L’accord qui n’a pas abouti

Osnabrück. C’est l’une des plus anciennes usines de VW. La demande y est en train de s’épuiser. La production pourrait s’arrêter complètement l’année prochaine si les calculs ne s’améliorent pas. La direction a donc fait preuve de créativité. Ils ont contacté Rafael Advanced Defense Systems. Vous connaissez le nom. Dôme de fer.

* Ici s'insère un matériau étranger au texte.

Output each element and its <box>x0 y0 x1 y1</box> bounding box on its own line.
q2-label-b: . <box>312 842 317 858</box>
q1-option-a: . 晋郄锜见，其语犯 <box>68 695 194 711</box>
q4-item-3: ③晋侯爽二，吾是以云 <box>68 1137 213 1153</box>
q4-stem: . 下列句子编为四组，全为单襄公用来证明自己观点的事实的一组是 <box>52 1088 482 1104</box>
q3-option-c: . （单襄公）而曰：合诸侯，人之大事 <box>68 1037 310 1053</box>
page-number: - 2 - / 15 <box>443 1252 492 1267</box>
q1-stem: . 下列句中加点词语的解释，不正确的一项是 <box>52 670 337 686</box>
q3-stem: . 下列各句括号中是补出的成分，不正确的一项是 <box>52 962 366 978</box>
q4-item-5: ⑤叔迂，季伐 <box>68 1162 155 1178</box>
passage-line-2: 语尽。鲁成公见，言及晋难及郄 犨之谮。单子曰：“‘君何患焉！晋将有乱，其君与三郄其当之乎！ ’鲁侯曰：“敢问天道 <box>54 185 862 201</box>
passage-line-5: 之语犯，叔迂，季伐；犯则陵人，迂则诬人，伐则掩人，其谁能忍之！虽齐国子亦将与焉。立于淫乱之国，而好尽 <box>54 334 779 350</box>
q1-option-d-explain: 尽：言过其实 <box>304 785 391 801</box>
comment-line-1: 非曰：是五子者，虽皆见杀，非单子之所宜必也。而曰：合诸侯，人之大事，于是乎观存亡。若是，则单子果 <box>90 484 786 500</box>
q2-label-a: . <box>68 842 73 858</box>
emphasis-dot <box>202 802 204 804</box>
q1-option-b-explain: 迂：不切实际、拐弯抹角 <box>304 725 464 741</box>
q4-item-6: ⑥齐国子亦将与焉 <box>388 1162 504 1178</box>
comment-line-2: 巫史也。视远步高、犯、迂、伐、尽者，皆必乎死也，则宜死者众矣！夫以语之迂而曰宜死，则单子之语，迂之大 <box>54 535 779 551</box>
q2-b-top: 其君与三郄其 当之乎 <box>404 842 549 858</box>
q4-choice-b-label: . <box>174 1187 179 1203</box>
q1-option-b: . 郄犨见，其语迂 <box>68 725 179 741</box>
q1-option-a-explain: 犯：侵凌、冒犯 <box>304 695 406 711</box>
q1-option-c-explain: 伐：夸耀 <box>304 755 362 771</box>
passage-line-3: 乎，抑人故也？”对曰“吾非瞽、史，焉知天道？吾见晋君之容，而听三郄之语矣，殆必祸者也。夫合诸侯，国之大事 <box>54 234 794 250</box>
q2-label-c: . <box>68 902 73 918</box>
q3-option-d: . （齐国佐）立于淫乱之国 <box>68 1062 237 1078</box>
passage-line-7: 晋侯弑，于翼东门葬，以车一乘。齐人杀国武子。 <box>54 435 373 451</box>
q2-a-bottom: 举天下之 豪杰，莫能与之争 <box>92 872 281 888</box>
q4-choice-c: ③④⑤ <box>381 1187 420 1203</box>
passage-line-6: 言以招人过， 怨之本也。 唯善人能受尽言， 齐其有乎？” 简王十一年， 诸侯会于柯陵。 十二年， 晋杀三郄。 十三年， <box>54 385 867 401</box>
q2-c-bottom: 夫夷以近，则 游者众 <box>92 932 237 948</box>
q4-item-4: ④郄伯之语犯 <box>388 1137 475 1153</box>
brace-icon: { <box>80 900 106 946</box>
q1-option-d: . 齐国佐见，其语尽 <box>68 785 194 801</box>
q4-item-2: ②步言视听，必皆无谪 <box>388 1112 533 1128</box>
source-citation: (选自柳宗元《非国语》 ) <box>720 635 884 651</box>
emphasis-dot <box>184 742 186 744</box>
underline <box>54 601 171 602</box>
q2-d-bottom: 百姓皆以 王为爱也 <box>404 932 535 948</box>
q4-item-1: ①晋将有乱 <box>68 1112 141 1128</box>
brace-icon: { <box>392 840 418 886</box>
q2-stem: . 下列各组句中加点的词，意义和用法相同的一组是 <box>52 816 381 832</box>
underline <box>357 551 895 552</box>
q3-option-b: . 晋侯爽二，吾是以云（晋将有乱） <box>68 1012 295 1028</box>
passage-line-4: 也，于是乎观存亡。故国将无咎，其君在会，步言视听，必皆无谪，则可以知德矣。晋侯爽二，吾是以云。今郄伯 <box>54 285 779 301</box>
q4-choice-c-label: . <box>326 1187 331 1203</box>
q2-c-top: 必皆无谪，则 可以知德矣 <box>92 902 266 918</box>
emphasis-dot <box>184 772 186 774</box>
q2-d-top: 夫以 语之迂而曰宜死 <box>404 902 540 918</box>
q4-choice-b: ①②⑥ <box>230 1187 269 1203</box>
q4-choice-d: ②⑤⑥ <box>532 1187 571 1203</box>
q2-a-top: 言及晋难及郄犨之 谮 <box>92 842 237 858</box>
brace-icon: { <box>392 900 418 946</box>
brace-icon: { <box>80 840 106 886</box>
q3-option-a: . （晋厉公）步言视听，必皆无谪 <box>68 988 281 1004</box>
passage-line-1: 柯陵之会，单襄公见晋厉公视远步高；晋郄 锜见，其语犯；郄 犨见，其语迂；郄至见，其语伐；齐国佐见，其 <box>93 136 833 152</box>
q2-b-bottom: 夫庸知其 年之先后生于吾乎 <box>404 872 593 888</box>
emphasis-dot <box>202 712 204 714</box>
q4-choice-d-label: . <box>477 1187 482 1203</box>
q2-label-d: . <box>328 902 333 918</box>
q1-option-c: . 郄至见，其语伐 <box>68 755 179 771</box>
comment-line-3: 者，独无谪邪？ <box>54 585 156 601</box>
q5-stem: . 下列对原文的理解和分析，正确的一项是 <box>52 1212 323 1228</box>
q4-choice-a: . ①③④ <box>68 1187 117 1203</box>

Ils ont signé une lettre d’intention. Assez réel. Assez sérieux pour inquiéter les gens. L’objectif était clair : rééquiper la chaîne d’usine pour pouvoir sortir les camions transportant ces intercepteurs mobiles de défense aérienne. Cela aurait été un étrange mélange d’héritage grand public et de matériel de la guerre froide sous un même toit.

QIA a dit non.

QIA tire les ficelles

La Qatar Investment Authority détient environ 10 % des actions mais contrôle environ 17 % des droits de vote. Cela leur donne un pouce géant sur la balance. Et maintenant ? Le pouce appuie sur tout ce qui est pro-israélien.

Les relations entre Doha et Tel Aviv sont au plus bas depuis le début de la guerre à Gaza. Pourquoi le Qatar financerait-il les armes utilisées contre des personnes qu’il soutient politiquement ? Cela a du sens. Même s’il quitte Osnabruck en sueur froide.

Un veto stratégique. Froid et calculé.

Le nuage sur l’Allemagne

Il y a un autre angle. Le gouvernement allemand achèterait-il même ces camions ? L’Allemagne possède déjà des Arrow 3. Des systèmes Patriot également. Plus IRIS-T et Skyranger. La pile de défense aérienne est profonde. Cher. Bondé. Ajouter une autre plate-forme israélienne fabriquée sur le sol allemand ressemble à un cauchemar logistique. Ou tout simplement un gaspillage de l’argent des contribuables.

VW n’a pas fait de commentaire. Rafael resta vague. Ils disent qu’ils aiment toujours l’idée de travailler en Allemagne. C’est le code pour nous voulons de l’argent mais nous n’allons pas dénigrer le bloqueur.

Laissé dans le pétrin

Alors que se passe-t-il ensuite ?

Les ouvriers d’Osnabruck ne le savent pas. Ils savent juste que l’horloge de l’usine tourne. Il reste peut-être un an. Aucun accord de remplacement n’est encore sur la table. La voie de sortie militaire a été pavée par la réalité géopolitique.

C’est compliqué. Inconfortable. Mais là encore, n’est-ce pas là l’état des choses de nos jours ? Nous construisons des voitures jusqu’à ce que nous ne le fassions plus. Ensuite, nous nous tournons vers les entrepreneurs de la défense pour le salut. Et parfois… parfois le salut vient d’un endroit auquel on ne s’attendait pas.